I have been doing a lot of work on this 'at work' (the scale of our operation is a bit larger than domestic but not so much larger so the same principles apply) and pretty much come to the same conclusion. Once a building is tolerably insulated (ie do the things that are reasonably practical and reasonably easy given the historical construction - you don't have to aim for passivhaus standards) switching from gas (or resistance electric) to heat pump is definitely the big thing you can do. We have done this for two of our buildings so far and it reduced the carbon footprint (based on measured consumption, not just theoretical) of each by a factor of very nearly 4; nothing else we have done has come anywhere close. Better still the emissions will decrease year on year as the grid decarbonises. Running costs are about the same (as gas) or better (than resistance electric). Looked at that way its a bit of a no-brainer, certainly when the plant is due for or nearing renewal. Having said that ProDave is spot on with his comment as well.
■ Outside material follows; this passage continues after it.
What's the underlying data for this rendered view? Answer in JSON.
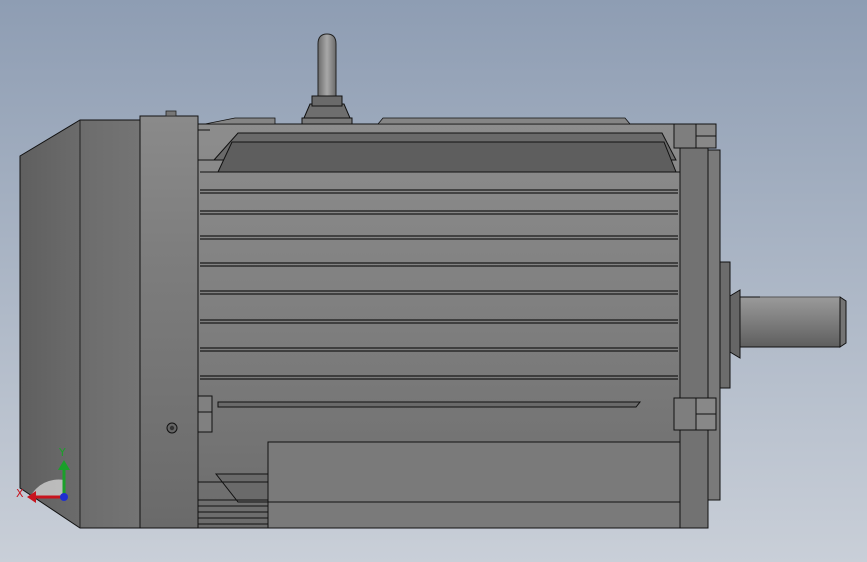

As you say electricity is a is largely of renewables and gas, so prima facie you might expect it to be cleaner than gas. I'm guessing, however, that electricity system losses are much bigger, so by the time its delivered to the consumer that counteracts the 'at source' benefit. The official conversion factors are on the 'fuels' tab (natural gas - gross - 0.182 kg(e) per kWh and on the 'UK electricity' tab ().191 kg(e)/kWh. The electricity figure has come down (got better) in each of the four years I have had a reason to look at these numbers. As you say this makes a difference between heat pumps being something like 70% better or something like 85% better. At this stage that's not a material difference, what is material is that this is a factor of 3 or 4 and will improve during the lifetime of the unit, because the electricity grid is decarbonising. My personal calculations on relative lifetime cost have gas and heat pump coming out roughly equal to within the quite considerable uncertainty on the figures (even more uncertainty since energy prices are essentially artificial). 'Roughly equal' is definitely good enough given the environmental benefits, particularly as the gas boiler is reaching the end of its useful life. Mind you I'm doing some of the work myself!
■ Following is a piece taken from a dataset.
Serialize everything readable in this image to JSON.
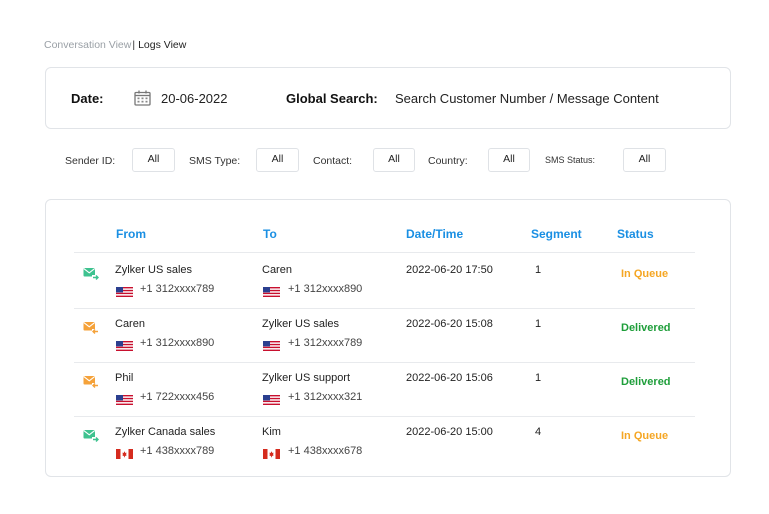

Yes, but the point is 3-4 times less carbon emissions, ie approx 3-4 times less fossil fuel used.. Furthermore as the grid decarbonises this can only get better. If you are looking for a completely fossil-fuel free solution you are currently out of luck, unless you have sufficient local generation capacity or local heat storage on an annual scale. But a 3-4 fold reduction is an extremely good start and, with the promise of a greener grid, will get us to where we need to be. Doing nothing on the grounds that there is no perfect solution will not.
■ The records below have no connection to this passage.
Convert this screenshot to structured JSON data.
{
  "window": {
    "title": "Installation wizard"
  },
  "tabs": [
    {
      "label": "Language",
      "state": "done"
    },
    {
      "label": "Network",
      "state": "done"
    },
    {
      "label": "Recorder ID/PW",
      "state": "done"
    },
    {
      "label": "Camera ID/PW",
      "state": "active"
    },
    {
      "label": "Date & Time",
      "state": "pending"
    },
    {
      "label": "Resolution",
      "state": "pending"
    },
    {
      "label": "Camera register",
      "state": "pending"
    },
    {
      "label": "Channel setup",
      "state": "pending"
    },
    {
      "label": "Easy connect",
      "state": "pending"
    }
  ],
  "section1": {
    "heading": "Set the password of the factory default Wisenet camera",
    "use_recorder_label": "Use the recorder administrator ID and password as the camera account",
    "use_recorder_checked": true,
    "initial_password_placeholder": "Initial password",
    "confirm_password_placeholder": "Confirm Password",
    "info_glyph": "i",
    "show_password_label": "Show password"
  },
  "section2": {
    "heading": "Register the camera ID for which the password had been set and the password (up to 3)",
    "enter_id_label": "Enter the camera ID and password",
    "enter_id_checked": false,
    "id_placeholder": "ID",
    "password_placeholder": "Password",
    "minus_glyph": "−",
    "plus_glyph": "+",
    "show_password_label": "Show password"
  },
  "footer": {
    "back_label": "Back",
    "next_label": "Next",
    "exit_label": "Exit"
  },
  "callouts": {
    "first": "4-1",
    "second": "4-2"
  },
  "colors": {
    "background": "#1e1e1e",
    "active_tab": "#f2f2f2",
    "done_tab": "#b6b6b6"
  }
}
Er - your conclusion is simply incorrect. It is true that grid electricity is currently very slightly more 'dirty' than gas per unit of energy (kWh) input (https://www.gov.uk/government/collections/government-conversion-factors-for-company-reporting). However an ASHP uses between one third and one quarter as much energy for a given energy output. So for each kWh you put into an ASHP you get between 3 and 4kWh out. This overwhelms the slight difference between the emissions per unit of energy input, and as a consequence an ASHP heating system has roughly a third the carbon footprint (or better) of a gas one. The comparison with oil or resistance electric heating is similar. So to be crystal clear, ASHP reduces the carbon footprint of a traditional home heating system (gas, electric or oil) by a factor of 3-4. That's a pretty spectacular reduction.

Presumably V2House only works when the grid is 'on' to protect against shocking people working on grid faults. So I'm guessing it does not serve as a means to deal with power cuts. Just a guess I admit.